Over the years in the real estate industry, I've noticed one phenomenon, i.e. many people tend to seek service from a registered estate agent (REA) without knowing exactly what they want! Here's a simple guide or questions rather, that can help you to determine what you want before looking for a REA, hence making things easier for a REA to work on your instruction more precisely.

Qualifying process:

(1) What is the purpose of this instruction?
- Investment
Then you are looking at tenanted properties, giving you consistent rental income with possible growth in capital value.

- Owner-occupier
Then you are looking for properties that can deliver vacant possession, i.e. that even if it's tenanted at the time of buying, but the tenancy can be terminated, giving back to you the right to use the property at a timely manner.

(2) Budget
What's the initial outlay and installment that you can afford? For a residential property, you should be prepare minimum 15% for the house price as initial outlay, i.e. 10% for the downpayment, balance 5% for the incidental costs such as legal fees and stamping. The monthly installment figure should not be more than 30% of your monthly net disposable income. Net disposable income is the balance sum of your monthly gross income less monthly commitment with financial institution, such as car loan or other mortgages.

For example,
Gross Monthly salary = RM5000
Car Installment = RM1000
First house Installment = RM1000

Then your net disposable income is equals to :
RM5000 - (RM1000 + RM1000) = RM3000

Monthly installment that you can afford now = 30% @ RM3000 = RM1000

Based on the above calculation, your loan approval should be hassle free, provided you are not blacklisted under CTOS or CCRIS. This is how the banks look at your financial standing as to how much you can afford to pay monthly.

(3) Buying a house for owner-occupier purpose
After decided your budget, few things you need to determine here:
- Location
- Landed or highrise
- Number of rooms
- Prefer house with renovation or without
- Value added features such as gated and guarded
- Orientation , if that's of importance to you

By now, you should be able to know clearly what sort of house that you are looking for. The REA can now work effectively as per your instruction.

Wednesday, August 1, 2007

Real Estate Tips #17: What are the types of agency you may come across with Registered Estate Agent?

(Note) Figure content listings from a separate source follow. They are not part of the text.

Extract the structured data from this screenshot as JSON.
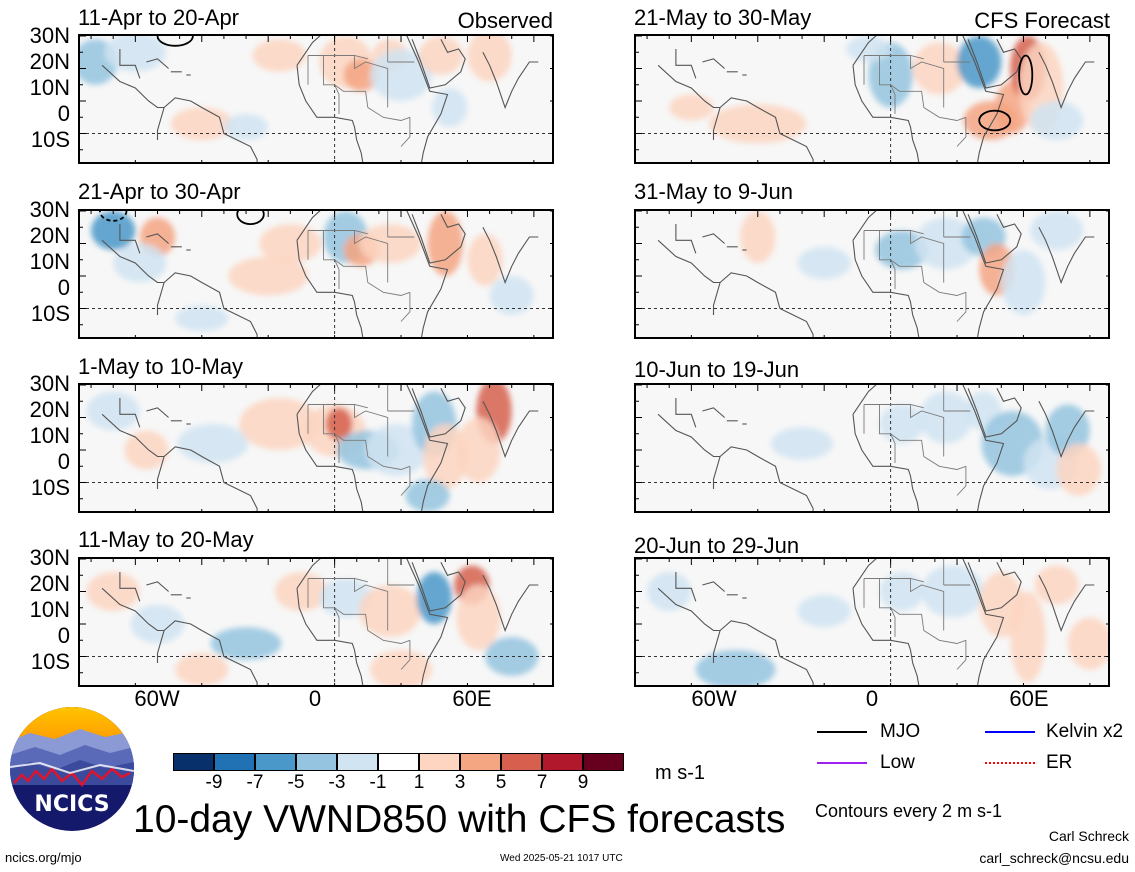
{
  "chart_data": {
    "type": "heatmap",
    "title": "10-day VWND850 with CFS forecasts",
    "subtitle_left": "Observed",
    "subtitle_right": "CFS Forecast",
    "units": "m s-1",
    "contour_note": "Contours every 2 m s-1",
    "lat_ticks": [
      "30N",
      "20N",
      "10N",
      "0",
      "10S"
    ],
    "lon_ticks": [
      "60W",
      "0",
      "60E"
    ],
    "colorbar": {
      "levels": [
        "-9",
        "-7",
        "-5",
        "-3",
        "-1",
        "1",
        "3",
        "5",
        "7",
        "9"
      ],
      "colors": [
        "#08306b",
        "#2171b5",
        "#4a98c9",
        "#94c4df",
        "#d0e4f2",
        "#ffffff",
        "#fdd5c1",
        "#f4a582",
        "#d6604d",
        "#b2182b",
        "#67001f"
      ]
    },
    "panels_observed": [
      {
        "label": "11-Apr to 20-Apr"
      },
      {
        "label": "21-Apr to 30-Apr"
      },
      {
        "label": "1-May to 10-May"
      },
      {
        "label": "11-May to 20-May"
      }
    ],
    "panels_forecast": [
      {
        "label": "21-May to 30-May"
      },
      {
        "label": "31-May to 9-Jun"
      },
      {
        "label": "10-Jun to 19-Jun"
      },
      {
        "label": "20-Jun to 29-Jun"
      }
    ],
    "legend": [
      {
        "name": "MJO",
        "color": "#000000"
      },
      {
        "name": "Kelvin x2",
        "color": "#0000ff"
      },
      {
        "name": "Low",
        "color": "#a020f0"
      },
      {
        "name": "ER",
        "color": "#ff0000"
      }
    ]
  },
  "logo": {
    "text": "NCICS"
  },
  "footer": {
    "url": "ncics.org/mjo",
    "timestamp": "Wed 2025-05-21 1017 UTC",
    "author": "Carl Schreck",
    "email": "carl_schreck@ncsu.edu"
  }
}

There are few types of agency as noted under the Malaysian Estate Agent Standard :

(1) EXCLUSIVE AGENCY - This refers to the instruction from a client to a single registered estate agent to act on his behalf. The client may make introduction but will leave the closing of the transaction to the registered estate agent. The principal must pay the appointed estate agent the agreed fee even if the estate agent was not the effective cause of the transaction.

(2) SOLE AGENCY - Just as in exclusive agency, a single registered estate agent is engaged. The client may, however, wish to reserve the right to close deals in addition to making introduction and the client may plays an active role. The principal must pay the appointed estate agent the agreed fee.

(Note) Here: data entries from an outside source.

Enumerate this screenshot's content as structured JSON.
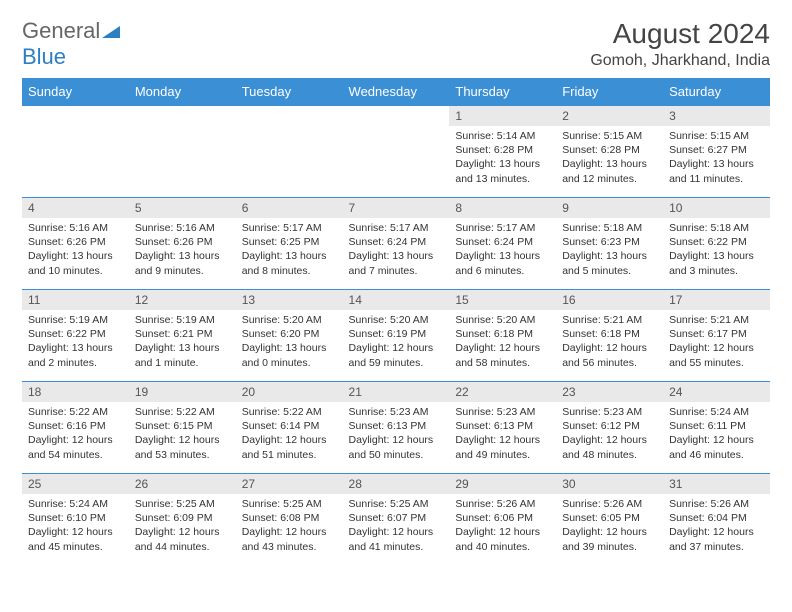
{
  "logo": {
    "text1": "General",
    "text2": "Blue"
  },
  "title": "August 2024",
  "location": "Gomoh, Jharkhand, India",
  "colors": {
    "header_bg": "#3b8fd4",
    "header_text": "#ffffff",
    "daynum_bg": "#e9e9e9",
    "border": "#3b8fd4",
    "logo_gray": "#666666",
    "logo_blue": "#2d7fc4"
  },
  "weekdays": [
    "Sunday",
    "Monday",
    "Tuesday",
    "Wednesday",
    "Thursday",
    "Friday",
    "Saturday"
  ],
  "font": {
    "title_size": 28,
    "location_size": 16,
    "header_size": 13,
    "cell_size": 10.5
  },
  "weeks": [
    [
      null,
      null,
      null,
      null,
      {
        "n": "1",
        "sr": "Sunrise: 5:14 AM",
        "ss": "Sunset: 6:28 PM",
        "dl": "Daylight: 13 hours and 13 minutes."
      },
      {
        "n": "2",
        "sr": "Sunrise: 5:15 AM",
        "ss": "Sunset: 6:28 PM",
        "dl": "Daylight: 13 hours and 12 minutes."
      },
      {
        "n": "3",
        "sr": "Sunrise: 5:15 AM",
        "ss": "Sunset: 6:27 PM",
        "dl": "Daylight: 13 hours and 11 minutes."
      }
    ],
    [
      {
        "n": "4",
        "sr": "Sunrise: 5:16 AM",
        "ss": "Sunset: 6:26 PM",
        "dl": "Daylight: 13 hours and 10 minutes."
      },
      {
        "n": "5",
        "sr": "Sunrise: 5:16 AM",
        "ss": "Sunset: 6:26 PM",
        "dl": "Daylight: 13 hours and 9 minutes."
      },
      {
        "n": "6",
        "sr": "Sunrise: 5:17 AM",
        "ss": "Sunset: 6:25 PM",
        "dl": "Daylight: 13 hours and 8 minutes."
      },
      {
        "n": "7",
        "sr": "Sunrise: 5:17 AM",
        "ss": "Sunset: 6:24 PM",
        "dl": "Daylight: 13 hours and 7 minutes."
      },
      {
        "n": "8",
        "sr": "Sunrise: 5:17 AM",
        "ss": "Sunset: 6:24 PM",
        "dl": "Daylight: 13 hours and 6 minutes."
      },
      {
        "n": "9",
        "sr": "Sunrise: 5:18 AM",
        "ss": "Sunset: 6:23 PM",
        "dl": "Daylight: 13 hours and 5 minutes."
      },
      {
        "n": "10",
        "sr": "Sunrise: 5:18 AM",
        "ss": "Sunset: 6:22 PM",
        "dl": "Daylight: 13 hours and 3 minutes."
      }
    ],
    [
      {
        "n": "11",
        "sr": "Sunrise: 5:19 AM",
        "ss": "Sunset: 6:22 PM",
        "dl": "Daylight: 13 hours and 2 minutes."
      },
      {
        "n": "12",
        "sr": "Sunrise: 5:19 AM",
        "ss": "Sunset: 6:21 PM",
        "dl": "Daylight: 13 hours and 1 minute."
      },
      {
        "n": "13",
        "sr": "Sunrise: 5:20 AM",
        "ss": "Sunset: 6:20 PM",
        "dl": "Daylight: 13 hours and 0 minutes."
      },
      {
        "n": "14",
        "sr": "Sunrise: 5:20 AM",
        "ss": "Sunset: 6:19 PM",
        "dl": "Daylight: 12 hours and 59 minutes."
      },
      {
        "n": "15",
        "sr": "Sunrise: 5:20 AM",
        "ss": "Sunset: 6:18 PM",
        "dl": "Daylight: 12 hours and 58 minutes."
      },
      {
        "n": "16",
        "sr": "Sunrise: 5:21 AM",
        "ss": "Sunset: 6:18 PM",
        "dl": "Daylight: 12 hours and 56 minutes."
      },
      {
        "n": "17",
        "sr": "Sunrise: 5:21 AM",
        "ss": "Sunset: 6:17 PM",
        "dl": "Daylight: 12 hours and 55 minutes."
      }
    ],
    [
      {
        "n": "18",
        "sr": "Sunrise: 5:22 AM",
        "ss": "Sunset: 6:16 PM",
        "dl": "Daylight: 12 hours and 54 minutes."
      },
      {
        "n": "19",
        "sr": "Sunrise: 5:22 AM",
        "ss": "Sunset: 6:15 PM",
        "dl": "Daylight: 12 hours and 53 minutes."
      },
      {
        "n": "20",
        "sr": "Sunrise: 5:22 AM",
        "ss": "Sunset: 6:14 PM",
        "dl": "Daylight: 12 hours and 51 minutes."
      },
      {
        "n": "21",
        "sr": "Sunrise: 5:23 AM",
        "ss": "Sunset: 6:13 PM",
        "dl": "Daylight: 12 hours and 50 minutes."
      },
      {
        "n": "22",
        "sr": "Sunrise: 5:23 AM",
        "ss": "Sunset: 6:13 PM",
        "dl": "Daylight: 12 hours and 49 minutes."
      },
      {
        "n": "23",
        "sr": "Sunrise: 5:23 AM",
        "ss": "Sunset: 6:12 PM",
        "dl": "Daylight: 12 hours and 48 minutes."
      },
      {
        "n": "24",
        "sr": "Sunrise: 5:24 AM",
        "ss": "Sunset: 6:11 PM",
        "dl": "Daylight: 12 hours and 46 minutes."
      }
    ],
    [
      {
        "n": "25",
        "sr": "Sunrise: 5:24 AM",
        "ss": "Sunset: 6:10 PM",
        "dl": "Daylight: 12 hours and 45 minutes."
      },
      {
        "n": "26",
        "sr": "Sunrise: 5:25 AM",
        "ss": "Sunset: 6:09 PM",
        "dl": "Daylight: 12 hours and 44 minutes."
      },
      {
        "n": "27",
        "sr": "Sunrise: 5:25 AM",
        "ss": "Sunset: 6:08 PM",
        "dl": "Daylight: 12 hours and 43 minutes."
      },
      {
        "n": "28",
        "sr": "Sunrise: 5:25 AM",
        "ss": "Sunset: 6:07 PM",
        "dl": "Daylight: 12 hours and 41 minutes."
      },
      {
        "n": "29",
        "sr": "Sunrise: 5:26 AM",
        "ss": "Sunset: 6:06 PM",
        "dl": "Daylight: 12 hours and 40 minutes."
      },
      {
        "n": "30",
        "sr": "Sunrise: 5:26 AM",
        "ss": "Sunset: 6:05 PM",
        "dl": "Daylight: 12 hours and 39 minutes."
      },
      {
        "n": "31",
        "sr": "Sunrise: 5:26 AM",
        "ss": "Sunset: 6:04 PM",
        "dl": "Daylight: 12 hours and 37 minutes."
      }
    ]
  ]
}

(3) SOLE JOINT AGENCY - This is a variation of the Sole Agency. The registered estate agent works together with the client as a team and the fee is divided on a pre-agreed formula. The client has the flexibility to compensate additional registered estate agents and at the same time maintain the advantage of having one registered estate agent in control.

(4) JOINT AGENCY - This is where more than one registered estate agent is appointed and only the registered estate agent who closes the deals gets paid. The number of agents appointed is limited and each is aware of the appointment of the others.

(5) AD HOC BASIS OR COMMONLY REFERRED TO AS OPEN LISTING - In this case, the principal can engage an unlimited number of estate agents on an ad-hoc basis and fees are paid only on successful conclusion of the estate agency transaction.

If you ask me from the perspective of a registered estate agent, they will definitely opt for Exclusive Listings. Very often, how much effort an agent will put in one particular listing for sale, is very much dependable on the types of agency he's getting. The higher the hierarchy, the harder he will try to dispose the property for you in the shortest time possible.